Солнце и кошка | страница 6



Однако еще раньше, до чая, на столе, распаляя жажду, появлялись неизменные астраханские закуски: распластованная вдоль спинки серебристая селедочка в соусе из постного масла и крепчайшего, до побеления губ, уксуса, или жирный, мясистый каспийский залом, толщиной в ладонь, с вкуснейшими, под костяными щитками, розовыми «щечками», а рядом — светлые, прозрачные, хоть читай сквозь них, ломтики тешки и отливающего тусклым жемчугом севрюжьего балыка, нарезанные дедом складным и лишь для такой цели употребляемым ножичком. Подобные деликатесы тогда считались обычным на Волге угощением, и старики знали в нем толк. Все это были в прошлом сапожники, жестянщики, портные, однако чаще всего — рыбники, служившие засольщиками, уборщиками на промыслах у астраханских купцов, и проводившие за год по семь -восемь месяцев в море. И пока их жены обсуждали свои хозяйские и семейные заботы, мужья церемонно чокались узкими гранеными рюмками, занюхивали кислой ржаной корочкой, заедали колечком лука — и вспоминали, вспоминали...

Так же, как и мой дед, все они были высоки ростом, смуглы, сухощавы, все носили короткие, аккуратные кавказские усики, одевались в черные косоворотки с частыми белыми пуговками, бегущими по костистой груди; в талии рубаху стягивал узенький ремешок, заменяемый по праздникам крученым шелковым поясом с кистями. У них были светлые, старчески-безмятежные глаза цвета волжской воды в ясный полдень, хрипловатые, ломкие голоса, навсегда простуженные морем, и жесткие, в твердых узлах, пальцы. Выпив рюмку, они подносили друг другу свои бархатные кисеты, свои грубые самодельные табакерки, разминали над листочками тонкой рисовой бумаги сбившийся в комочки табак и, прикурив от одной спички, деликатно разгоняли ладонями махорочный дым, от которого морщились женщины.

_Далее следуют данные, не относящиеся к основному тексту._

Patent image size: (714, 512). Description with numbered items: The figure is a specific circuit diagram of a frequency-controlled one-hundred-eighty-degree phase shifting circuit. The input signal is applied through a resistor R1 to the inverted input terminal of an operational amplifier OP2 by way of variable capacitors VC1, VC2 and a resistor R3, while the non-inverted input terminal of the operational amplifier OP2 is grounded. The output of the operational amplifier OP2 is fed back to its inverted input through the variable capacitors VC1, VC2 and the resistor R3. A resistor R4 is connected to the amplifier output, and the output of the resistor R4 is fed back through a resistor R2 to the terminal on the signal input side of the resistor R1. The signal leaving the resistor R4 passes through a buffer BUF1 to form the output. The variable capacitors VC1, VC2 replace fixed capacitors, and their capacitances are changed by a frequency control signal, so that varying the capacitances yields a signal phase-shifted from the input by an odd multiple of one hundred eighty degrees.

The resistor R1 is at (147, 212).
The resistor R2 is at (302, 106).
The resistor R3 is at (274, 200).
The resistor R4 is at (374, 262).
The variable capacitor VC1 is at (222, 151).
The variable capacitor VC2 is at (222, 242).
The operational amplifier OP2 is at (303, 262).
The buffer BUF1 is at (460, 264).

Они вспоминали — обстоятельно, подробно — о долгих осенних путинах, промыслах, богатых уловах, о коварной и неистовой «моряне», выбрасывающей на берег легкие суденышки-рыбницы, обращающей вспять течение рек... Вспоминали, как в таком-то году рано ударили морозы, шаланды и баркасы стали, впаянные в лед, пришлось добираться до промыслов пешком и кто-то угодил в полынью, кого-то насмерть затерло льдинами, взломанными ветром. Я любил эти рассказы и страшился их, потому что сам видел однажды, когда случился такой «не путь - не распуть», как деда привезли домой в черных, запекшихся бинтах. Он отхаркивал густой кровавой слизью, бредил, бабушка не отходила от него, прикладывая к голове грелки с колотым льдом и снегом, а меня гнала из комнаты... Этим кончилась его последняя путина. Он получил пенсию и на свой промысел «Трудфронт» уже не вернулся.